Cundy K C, Fishback J A, Shaw J P, Lee M L, Soike K F, Visor G C, Lee W A
Gilead Sciences, Inc., Foster City, California 94404.
Pharm Res. 1994 Jun;11(6):839-43. doi: 10.1023/a:1018925723889.
The bioavailability of PMEA from three oral formulations of the prodrug bis(POM)-PMEA has been evaluated in fasted male cynomolgus monkeys. The formulations examined included a hydroxypropyl-beta-cyclodextrin (HPBCD) complex, a PEG based cosolvent solution, and an aqeous suspension. Oral formulations containing 3H-bis(POM)-PMEA were compared to intravenous 3H-PMEA at 10.9 mg-eq/kg in a crossover study in four monkeys, with a 7 day washout period. No intact bis(POM)-PMEA or monoester were detected in plasma. Bioavailabilities of PMEA from the prodrug were 24.7 +/- 6.5%, 27.3 +/- 12.3% and 22.2 +/- 15.6% for the HPBCD complex, PEG solution and aqueous suspension, respectively. The oral bioavailability of PMEA from bis(POM)-PMEA was not limited by dissolution rate of the prodrug. Data for the PEG cosolvent solution and suspension indicate that the prodrug could potentially be formulated as a soft gelatin capsule or a tablet.
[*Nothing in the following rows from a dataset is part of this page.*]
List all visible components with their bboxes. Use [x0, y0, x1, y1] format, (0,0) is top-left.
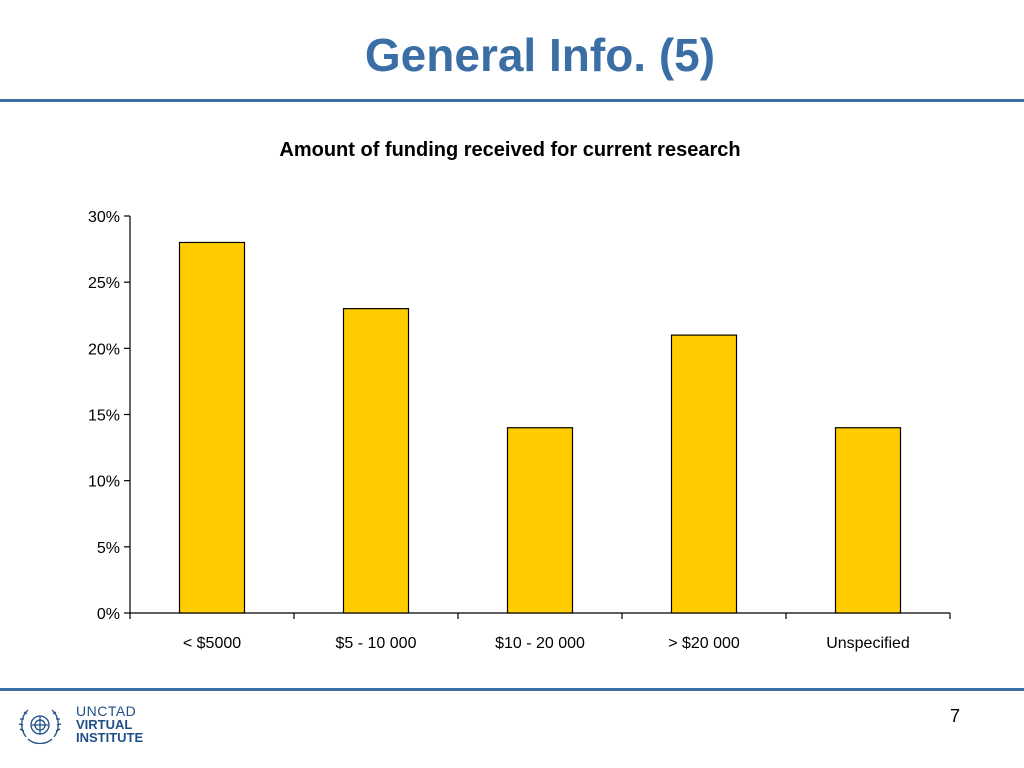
y-tick-label: 15% — [88, 408, 120, 425]
slide-title: General Info. (5) — [364, 29, 716, 81]
unctad-virtual-institute-logo: UNCTAD VIRTUAL INSTITUTE — [12, 700, 162, 752]
bar-chart: 0% 5% 10% 15% 20% 25% 30% < $5000 $5 - 10 000 $10… — [88, 209, 951, 652]
un-emblem-icon — [18, 709, 62, 745]
y-tick-label: 25% — [88, 275, 120, 292]
logo-text-line3: INSTITUTE — [76, 730, 144, 745]
x-tick-label: > $20 000 — [668, 635, 740, 652]
logo-text-line2: VIRTUAL — [76, 717, 133, 732]
logo-text-line1: UNCTAD — [76, 703, 137, 719]
x-tick-label: $10 - 20 000 — [495, 635, 585, 652]
y-tick-label: 0% — [97, 606, 120, 623]
y-tick-label: 10% — [88, 474, 120, 491]
bar — [178, 241, 246, 614]
y-tick-label: 5% — [97, 540, 120, 557]
chart-title: Amount of funding received for current r… — [279, 139, 741, 161]
y-tick-label: 20% — [88, 341, 120, 358]
title-divider — [0, 99, 1024, 102]
footer-divider — [0, 688, 1024, 691]
bar — [834, 427, 902, 614]
x-tick-label: $5 - 10 000 — [336, 635, 417, 652]
bar — [506, 427, 574, 614]
x-tick-label: Unspecified — [826, 635, 910, 652]
x-tick-label: < $5000 — [183, 635, 241, 652]
bar — [342, 308, 410, 614]
bar — [670, 334, 738, 614]
y-tick-label: 30% — [88, 209, 120, 226]
page-number: 7 — [949, 706, 960, 726]
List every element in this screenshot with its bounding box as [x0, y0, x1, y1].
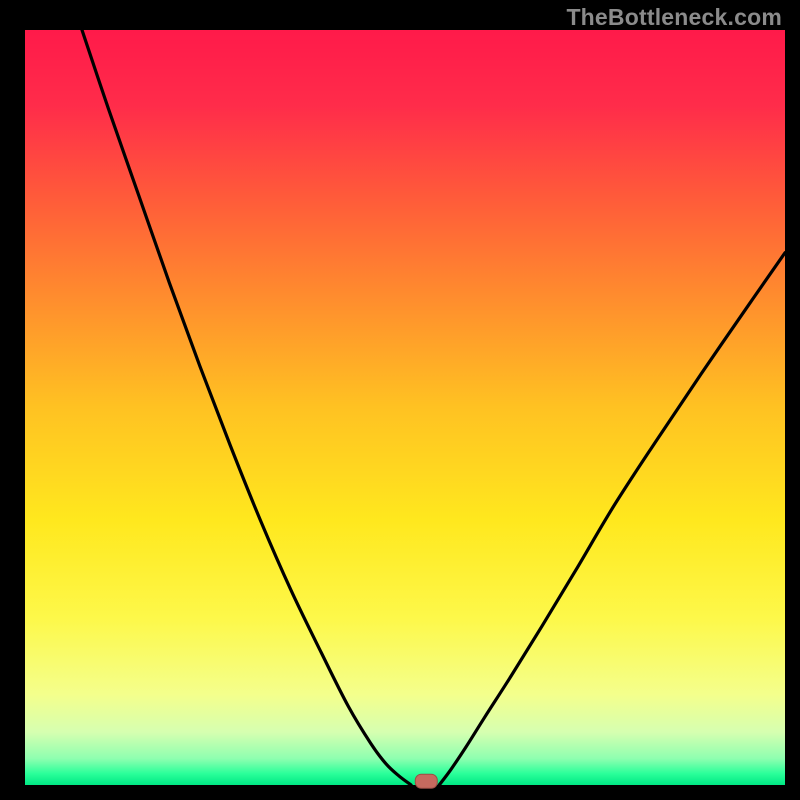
chart-frame: TheBottleneck.com [0, 0, 800, 800]
bottleneck-chart [0, 0, 800, 800]
plot-background [25, 30, 785, 785]
optimal-marker [415, 774, 437, 788]
watermark-text: TheBottleneck.com [566, 4, 782, 31]
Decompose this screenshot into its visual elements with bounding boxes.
在禁食的雄性食蟹猴中评估了前药双(POM)-PMEA的三种口服制剂中PMEA的生物利用度。所研究的制剂包括羟丙基-β-环糊精(HPBCD)复合物、基于聚乙二醇的助溶剂溶液和水性混悬液。在一项交叉研究中,将含有3H-双(POM)-PMEA的口服制剂与静脉注射10.9毫克当量/千克的3H-PMEA在四只猴子中进行比较,洗脱期为7天。血浆中未检测到完整的双(POM)-PMEA或单酯。前药中PMEA的生物利用度对于HPBCD复合物、聚乙二醇溶液和水性混悬液分别为24.7±6.5%、27.3±12.3%和22.2±15.6%。双(POM)-PMEA中PMEA的口服生物利用度不受前药溶解速率的限制。聚乙二醇助溶剂溶液和混悬液的数据表明,前药有可能被制成软胶囊或片剂。